El texto asegura que unidades del YDG-H habían hecho seguimiento durante tres meses a Gül y establecido que se trataba de un alto cargo del Estado Islámico y que se decidió ejecutarlo para «pedir cuentas» por la masacre de Suruç, cometida a todas luces por un miembro de las redes yihadistas turcas vinculadas al EI.

«Nuestro trabajo contra miembros de la banda del EI continúa y hemos identificado a unos cuantos. Serán castigados con la ejecución», advierte el comunicado.

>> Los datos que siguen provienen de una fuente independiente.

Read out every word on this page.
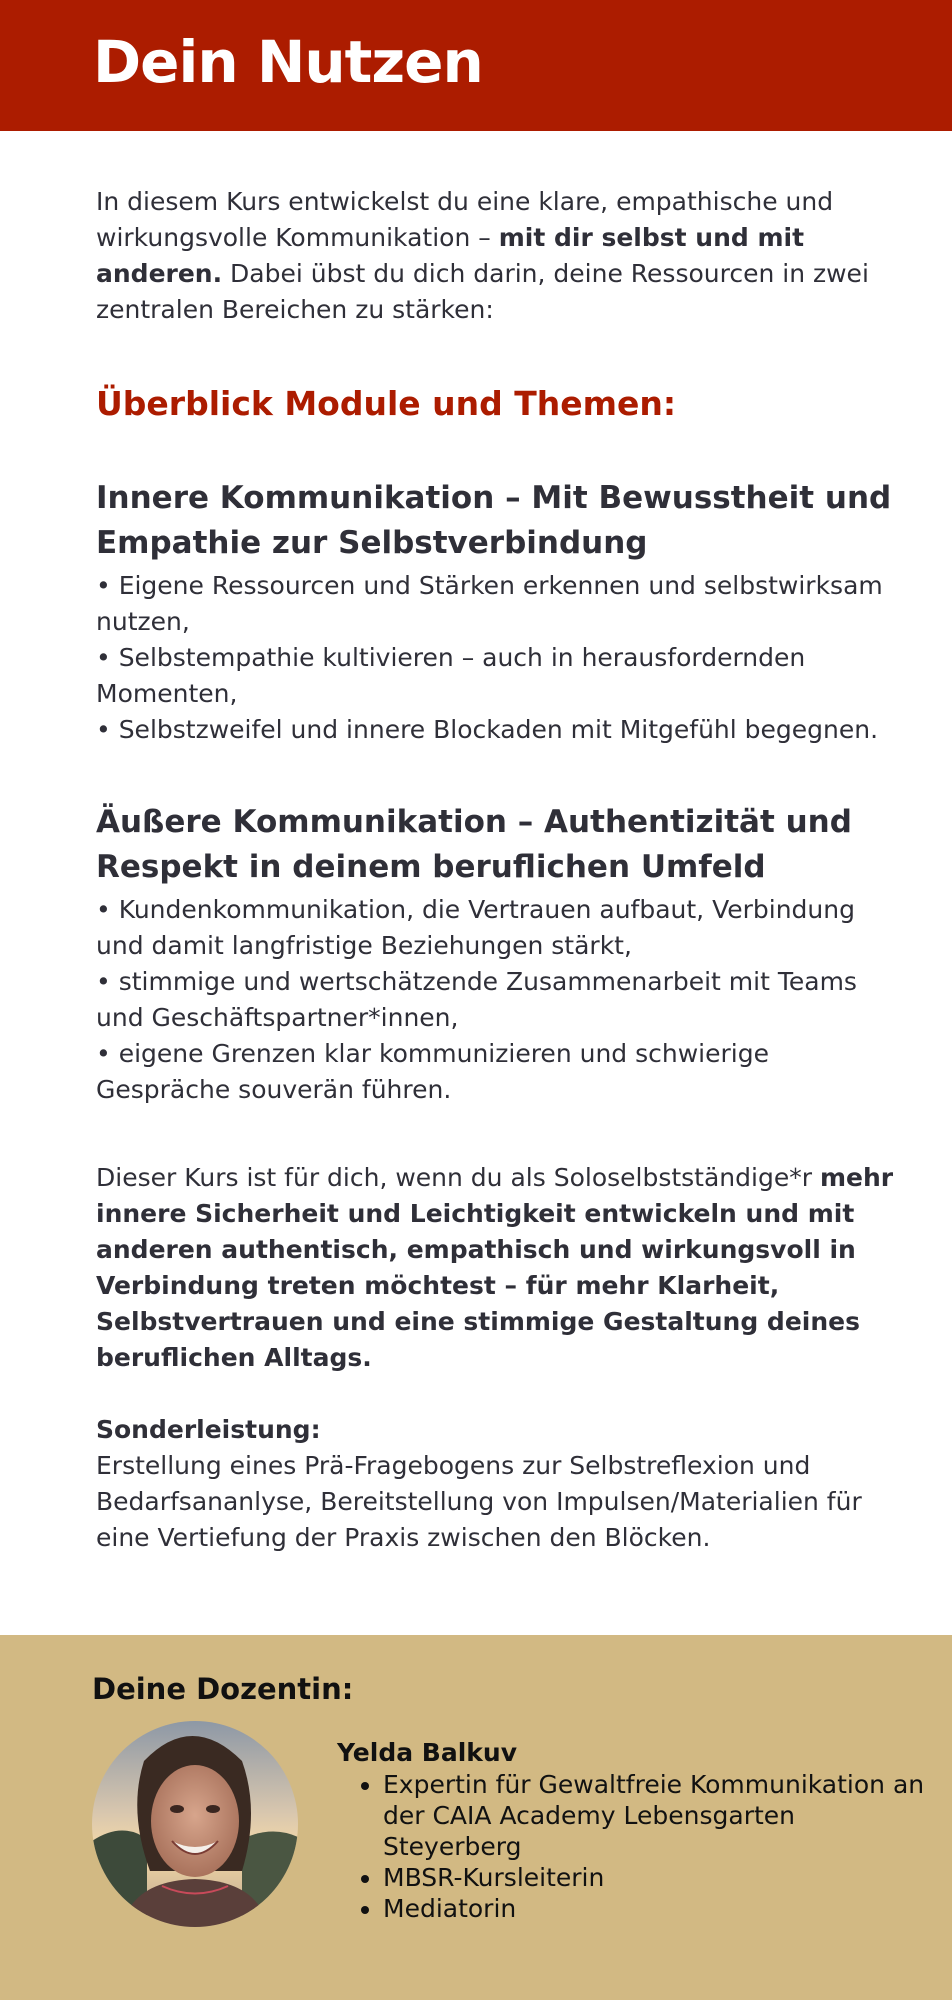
Dein Nutzen

In diesem Kurs entwickelst du eine klare, empathische und wirkungsvolle Kommunikation – mit dir selbst und mit anderen. Dabei übst du dich darin, deine Ressourcen in zwei zentralen Bereichen zu stärken:

Überblick Module und Themen:
Innere Kommunikation – Mit Bewusstheit und Empathie zur Selbstverbindung

• Eigene Ressourcen und Stärken erkennen und selbstwirksam nutzen,
• Selbstempathie kultivieren – auch in herausfordernden Momenten,
• Selbstzweifel und innere Blockaden mit Mitgefühl begegnen.

Äußere Kommunikation – Authentizität und Respekt in deinem beruflichen Umfeld

• Kundenkommunikation, die Vertrauen aufbaut, Verbindung und damit langfristige Beziehungen stärkt,
• stimmige und wertschätzende Zusammenarbeit mit Teams und Geschäftspartner*innen,
• eigene Grenzen klar kommunizieren und schwierige Gespräche souverän führen.

Dieser Kurs ist für dich, wenn du als Soloselbstständige*r mehr innere Sicherheit und Leichtigkeit entwickeln und mit anderen authentisch, empathisch und wirkungsvoll in Verbindung treten möchtest – für mehr Klarheit, Selbstvertrauen und eine stimmige Gestaltung deines beruflichen Alltags.

Sonderleistung:
Erstellung eines Prä-Fragebogens zur Selbstreflexion und Bedarfsananlyse, Bereitstellung von Impulsen/Materialien für eine Vertiefung der Praxis zwischen den Blöcken.

Deine Dozentin:
Yelda Balkuv
• Expertin für Gewaltfreie Kommunikation an der CAIA Academy Lebensgarten Steyerberg
• MBSR-Kursleiterin
• Mediatorin
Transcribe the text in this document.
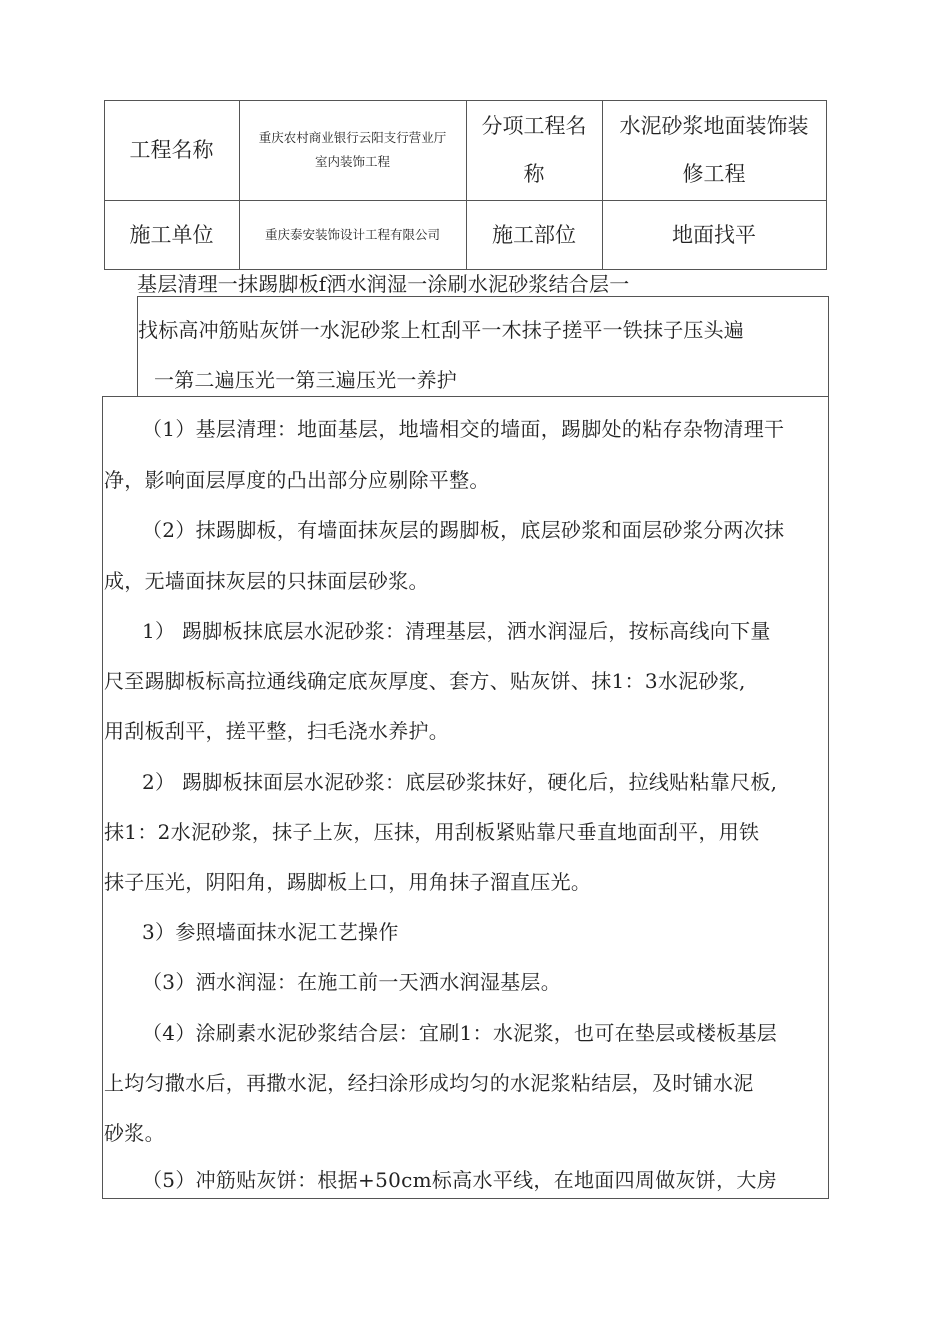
工程名称
重庆农村商业银行云阳支行营业厅
室内装饰工程
分项工程名
称
水泥砂浆地面装饰装
修工程
施工单位	重庆泰安装饰设计工程有限公司 施工部位	地面找平
基层清理一抹踢脚板f洒水润湿一涂刷水泥砂浆结合层一
找标高冲筋贴灰饼一水泥砂浆上杠刮平一木抹子搓平一铁抹子压头遍
一第二遍压光一第三遍压光一养护
（1）基层清理：地面基层，地墙相交的墙面，踢脚处的粘存杂物清理干
净，影响面层厚度的凸出部分应剔除平整。
（2）抹踢脚板，有墙面抹灰层的踢脚板，底层砂浆和面层砂浆分两次抹
成，无墙面抹灰层的只抹面层砂浆。
1） 踢脚板抹底层水泥砂浆：清理基层，洒水润湿后，按标高线向下量
尺至踢脚板标高拉通线确定底灰厚度、套方、贴灰饼、抹1：3水泥砂浆,
用刮板刮平，搓平整，扫毛浇水养护。
2） 踢脚板抹面层水泥砂浆：底层砂浆抹好，硬化后，拉线贴粘靠尺板,
抹1：2水泥砂浆，抹子上灰，压抹，用刮板紧贴靠尺垂直地面刮平，用铁
抹子压光，阴阳角，踢脚板上口，用角抹子溜直压光。
3）参照墙面抹水泥工艺操作
（3）洒水润湿：在施工前一天洒水润湿基层。
（4）涂刷素水泥砂浆结合层：宜刷1：水泥浆，也可在垫层或楼板基层
上均匀撒水后，再撒水泥，经扫涂形成均匀的水泥浆粘结层，及时铺水泥
砂浆。
（5）冲筋贴灰饼：根据+50cm标高水平线，在地面四周做灰饼，大房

El diario turco Hürriyet Daily News asegura, a partir de fuentes policiales, que Gül efectivamente tenía vínculos con el EI y que había viajado reiteradamente a Siria.

La agencia semipública Anadolu asegura que no había tal relación y el diario progubernamental Sabah señala que Gül fue asesinado «sólo por llevar barba».

Gül, un vendedor de productos de limpieza de 45 años, había celebrado la masacre de los «infieles» de Suruç en su cuenta de Facebook, en la que no faltan mensajes a favor del EI, como pudo comprobar Efe.

Hasta ahora, la cúpula del PKK no se ha pronunciado oficialmente sobre la advertencia de la YDG-H, que amenaza con llevar a territorio turco la pugna entre kurdos y yihadistas en el norte de Siria.

En un discurso grabado ayer y emitido hoy por la agencia kurda Firat, un alto cargo del PKK, Muzaffer Ayata, acusó a Ankara de «haber abierto Turquía al EI» e hizo un llamamiento a «resistir con más fuerza» a lo que definió como alianza del Gobierno turco con yihadistas.

Sin embargo, no hizo referencia a la campaña anunciada por la YDG-H ni tampoco reiteró la reivindicación del PKK, difundida ayer por la misma agencia, del asesinato de dos policías en la ciudad fronteriza turca de Ceylanpinar.